Une autre fois, le père Poignot raconta en revenant de Montaignac que le duc de Sairmeuse était allé passer huit jours à Paris, qu’il était de retour avec une décoration de plus, signe évident de faveur, et qu’il avait fait à tous les conjurés condamnés à la prison la remise de leur peine.

Douter n’était pas possible, car le journal de Montaignac mentionnait le surlendemain toutes ces circonstances.

L’abbé Midon n’en revenait pas.

– Voilà qui prouve bien l’inanité des prévisions humaines, disait-il à Mme d’Escorval, ce qui devait nous perdre nous sauvera.
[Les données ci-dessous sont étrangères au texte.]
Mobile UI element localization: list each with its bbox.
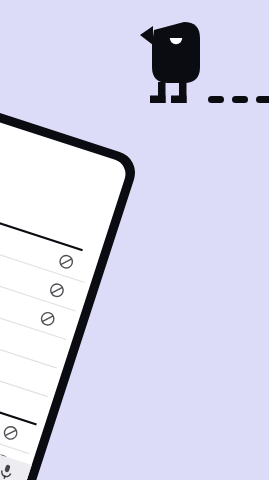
button[interactable]: Onboarding illustration [0, 0, 269, 480]
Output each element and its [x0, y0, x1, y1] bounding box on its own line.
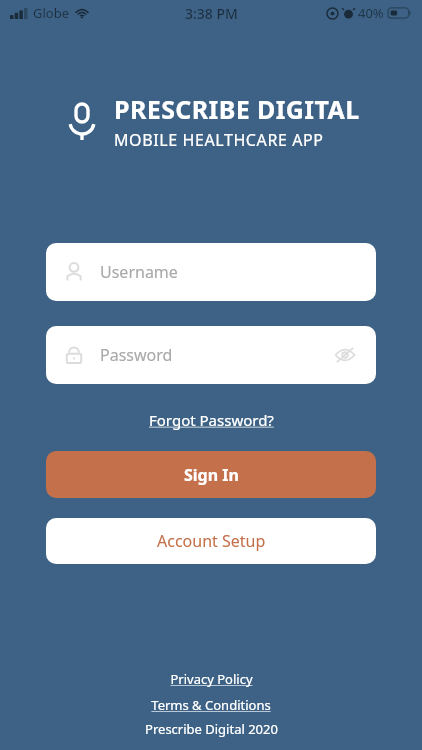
staticText: Prescribe Digital 2020 — [145, 720, 278, 738]
staticText: Globe — [33, 4, 70, 22]
button[interactable]: Username — [46, 243, 376, 301]
button[interactable]: Show password — [332, 342, 358, 368]
staticText: 40% — [358, 4, 384, 22]
staticText: Password — [100, 344, 332, 366]
button[interactable]: Sign In — [46, 451, 376, 498]
button[interactable]: Password — [46, 326, 376, 384]
staticText: PRESCRIBE DIGITAL — [114, 92, 360, 126]
staticText: MOBILE HEALTHCARE APP — [114, 129, 324, 151]
button[interactable]: Privacy Policy — [164, 668, 259, 690]
button[interactable]: Terms & Conditions — [145, 694, 277, 716]
button[interactable]: Forgot Password? — [145, 406, 278, 434]
button[interactable]: Account Setup — [46, 518, 376, 564]
staticText: Sign In — [184, 464, 239, 486]
staticText: Username — [100, 261, 178, 283]
staticText: 3:38 PM — [185, 4, 238, 23]
staticText: Account Setup — [157, 530, 266, 552]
C’est que ce changement si heureux, ce brusque revirement, l’abbé Midon l’attribuait uniquement à la rupture du marquis de Courtomieu et du duc de Sairmeuse.

Si grande que fût sa perspicacité, il fut comme tout le monde dupe des apparences.

Il pensait ce qui se disait tout haut dans le pays, ce que les officiers à demi-solde de Montaignac eux-mêmes répétaient:

– Décidément, ce duc de Sairmeuse vaut mieux que sa réputation, et s’il s’est montré implacable c’est qu’il était conseillé par l’odieux marquis de Courtomieu.

Seule, Marie-Anne soupçonnait la vérité.

Il lui semblait qu’elle reconnaissait le génie de Martial, cet esprit souple, se plaisant aux coups de théâtre, toujours épris de l’impossible.